The community was involved in mapping the spread of water hyacinth in Kuttanad, and it was found that the weed covered 75 to 94 percent of the surface area of water bodies in the region.
The growth hotspots were concentrated in areas close to agricultural lands, canals, and densely populated residential areas, indicating that water enriched with nutrients from agricultural runoff such as nitrogen and phosphates and human and animal waste led to overgrowth of water hyacinth. The water quality of the area showed that the water was highly acidic, high in iron due to industrial effluents or natural minerals, and high in dissolved ions leading to high TDS possibly due to agricultural runoff or sewage intrusion.
The water covered with dense layers of water hyacinth was found to be highly turbid and contaminated with E. coli bacteria, indicating that the thick vegetation mats contributed to oxygen depletion and created anaerobic environments conducive for bacterial proliferation.
The thick mats made it very difficult for fishermen to manoeuvre in the waters and affected their fishing activities. It also led to a reduction in fish count due to fish deaths because of loss of oxygen from the waters.
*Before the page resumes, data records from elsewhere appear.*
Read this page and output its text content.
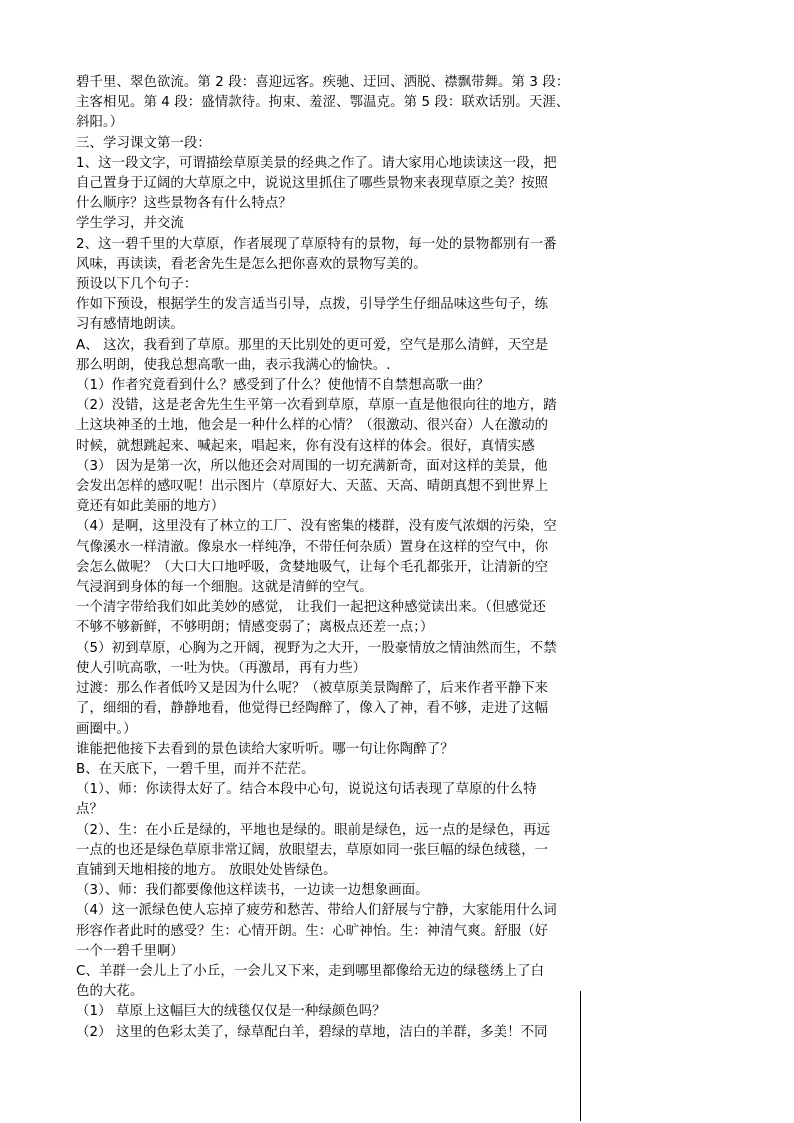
碧千里、翠色欲流。第 2 段：喜迎远客。疾驰、迂回、洒脱、襟飘带舞。第 3 段：
主客相见。第 4 段：盛情款待。拘束、羞涩、鄂温克。第 5 段：联欢话别。天涯、
斜阳。）
三、学习课文第一段：
1、这一段文字，可谓描绘草原美景的经典之作了。请大家用心地读读这一段，把
自己置身于辽阔的大草原之中，说说这里抓住了哪些景物来表现草原之美？按照
什么顺序？这些景物各有什么特点？
学生学习，并交流
2、这一碧千里的大草原，作者展现了草原特有的景物，每一处的景物都别有一番
风味，再读读，看老舍先生是怎么把你喜欢的景物写美的。
预设以下几个句子：
作如下预设，根据学生的发言适当引导，点拨，引导学生仔细品味这些句子，练
习有感情地朗读。
A、 这次，我看到了草原。那里的天比别处的更可爱，空气是那么清鲜，天空是
那么明朗，使我总想高歌一曲，表示我满心的愉快。.
（1）作者究竟看到什么？感受到了什么？使他情不自禁想高歌一曲？
（2）没错，这是老舍先生生平第一次看到草原，草原一直是他很向往的地方，踏
上这块神圣的土地，他会是一种什么样的心情？（很激动、很兴奋）人在激动的
时候，就想跳起来、喊起来，唱起来，你有没有这样的体会。很好，真情实感
（3） 因为是第一次，所以他还会对周围的一切充满新奇，面对这样的美景，他
会发出怎样的感叹呢！出示图片（草原好大、天蓝、天高、晴朗真想不到世界上
竟还有如此美丽的地方）
（4）是啊，这里没有了林立的工厂、没有密集的楼群，没有废气浓烟的污染，空
气像溪水一样清澈。像泉水一样纯净，不带任何杂质）置身在这样的空气中，你
会怎么做呢？（大口大口地呼吸，贪婪地吸气，让每个毛孔都张开，让清新的空
气浸润到身体的每一个细胞。这就是清鲜的空气。
一个清字带给我们如此美妙的感觉， 让我们一起把这种感觉读出来。（但感觉还
不够不够新鲜，不够明朗；情感变弱了；离极点还差一点；）
（5）初到草原，心胸为之开阔，视野为之大开，一股豪情放之情油然而生，不禁
使人引吭高歌，一吐为快。（再激昂，再有力些）
过渡：那么作者低吟又是因为什么呢？（被草原美景陶醉了，后来作者平静下来
了，细细的看，静静地看，他觉得已经陶醉了，像入了神，看不够，走进了这幅
画圈中。）
谁能把他接下去看到的景色读给大家听听。哪一句让你陶醉了？
B、在天底下，一碧千里，而并不茫茫。
（1）、师：你读得太好了。结合本段中心句，说说这句话表现了草原的什么特
点？
（2）、生：在小丘是绿的，平地也是绿的。眼前是绿色，远一点的是绿色，再远
一点的也还是绿色草原非常辽阔，放眼望去，草原如同一张巨幅的绿色绒毯，一
直铺到天地相接的地方。 放眼处处皆绿色。
（3）、师：我们都要像他这样读书，一边读一边想象画面。
（4）这一派绿色使人忘掉了疲劳和愁苦、带给人们舒展与宁静，大家能用什么词
形容作者此时的感受？生：心情开朗。生：心旷神怡。生：神清气爽。舒服（好
一个一碧千里啊）
C、羊群一会儿上了小丘，一会儿又下来，走到哪里都像给无边的绿毯绣上了白
色的大花。
（1） 草原上这幅巨大的绒毯仅仅是一种绿颜色吗？
（2） 这里的色彩太美了，绿草配白羊，碧绿的草地，洁白的羊群，多美！不同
Water hyacinth growth also disrupted agricultural irrigation due to blockage in the flows of the water. Similarly, fishing was severely affected due to blocked waterways, oxygen depletion, and fish habitat loss. Small businesses also suffered, with 83 percent of people reporting negative consequences, possibly due to reduced water transport efficiency and increased maintenance costs.
Economic losses from fishing, boat damage, and health-related expenses reached upto Rs. 3000 per month per household, primarily due to reduced fish catch and increased costs associated with clearing waterways. This loss accounted for approximately 20 percent of the average monthly household income in the region—a significant amount that exacerbated financial instability for affected communities. Observations and information from the local population also revealed that there was a significant decline in native fish species, with 76 percent of surveyed fishermen reporting reductions in fish catch.
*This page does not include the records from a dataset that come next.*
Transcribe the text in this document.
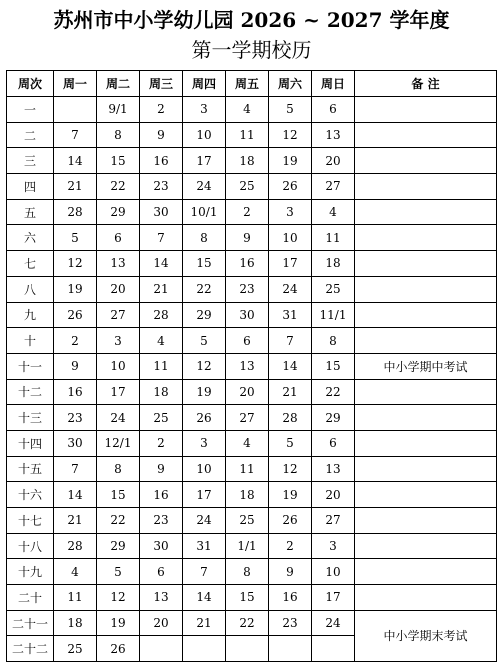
苏州市中小学幼儿园 2026 ~ 2027 学年度
第一学期校历
周次	周一	周二	周三	周四	周五	周六	周日	备 注
一		9/1	2	3	4	5	6	
二	7	8	9	10	11	12	13	
三	14	15	16	17	18	19	20	
四	21	22	23	24	25	26	27	
五	28	29	30	10/1	2	3	4	
六	5	6	7	8	9	10	11	
七	12	13	14	15	16	17	18	
八	19	20	21	22	23	24	25	
九	26	27	28	29	30	31	11/1	
十	2	3	4	5	6	7	8	
十一	9	10	11	12	13	14	15	中小学期中考试
十二	16	17	18	19	20	21	22	
十三	23	24	25	26	27	28	29	
十四	30	12/1	2	3	4	5	6	
十五	7	8	9	10	11	12	13	
十六	14	15	16	17	18	19	20	
十七	21	22	23	24	25	26	27	
十八	28	29	30	31	1/1	2	3	
十九	4	5	6	7	8	9	10	
二十	11	12	13	14	15	16	17	
二十一	18	19	20	21	22	23	24	中小学期末考试
二十二	25	26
A number of people experienced waterborne diseases, skin irritation, and fungal infections of legs, which they associated with frequent contact with contaminated or stagnant water hyacinth-infested waters.
The study found that the community was keen to find sustainable solutions to the problem of water hyacinth and showed interest in utilising water hyacinth as a biofertiliser due to rising costs of chemical fertilisers. This community demand for sustainable solutions is now driving a collaborative effort in Kuttanad to develop biofertiliser as an alternative to chemical fertilisers, supporting sustainable agricultural practices.
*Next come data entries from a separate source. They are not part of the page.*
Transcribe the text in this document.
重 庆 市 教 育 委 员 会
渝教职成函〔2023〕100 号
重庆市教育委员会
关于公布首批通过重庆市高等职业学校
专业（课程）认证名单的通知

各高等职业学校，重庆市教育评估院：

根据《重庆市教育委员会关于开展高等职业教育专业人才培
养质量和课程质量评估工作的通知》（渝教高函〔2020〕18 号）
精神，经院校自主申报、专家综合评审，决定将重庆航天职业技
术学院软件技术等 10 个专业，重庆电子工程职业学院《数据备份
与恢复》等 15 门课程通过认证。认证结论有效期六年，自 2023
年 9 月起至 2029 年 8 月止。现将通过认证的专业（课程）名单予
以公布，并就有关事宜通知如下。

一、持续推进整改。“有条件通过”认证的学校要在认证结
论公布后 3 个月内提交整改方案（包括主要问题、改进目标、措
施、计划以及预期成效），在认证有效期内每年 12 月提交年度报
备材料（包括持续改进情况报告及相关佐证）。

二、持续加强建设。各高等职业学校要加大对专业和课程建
They can help in leveraging locally available biomass to produce a cost-effective, nutrient-rich organic fertiliser that improves soil fertility and crop yields and reduces dependence on synthetic fertilisers.
Their low installation cost and simple production process make them accessible to small and marginal farmers.
Its use in saline soils has shown promising results in mitigating salinity stress for crops such as tomatoes and potatoes.
Use of water hyacinth for making biofertilisers is as beneficial as microbial populations within water hyacinth support plant growth through phytohormone production.
In addition to promoting biofertilisers, the study recommends a broader set of strategies to manage the water hyacinth crisis. These include reducing nutrient inflows from agricultural runoff and untreated wastewater—major contributors to the weed’s rapid growth—through stronger policy interventions and improved water quality regulations.
It also highlights the potential of investing in sustainable aquaculture to diversify local livelihoods and reduce dependence on fisheries affected by the infestation.
Furthermore, introducing structured cash-for-work programs, which have shown positive results in wetland restoration projects in Southeast Asia and East Africa, could provide both ecological and economic benefits in Kuttanad.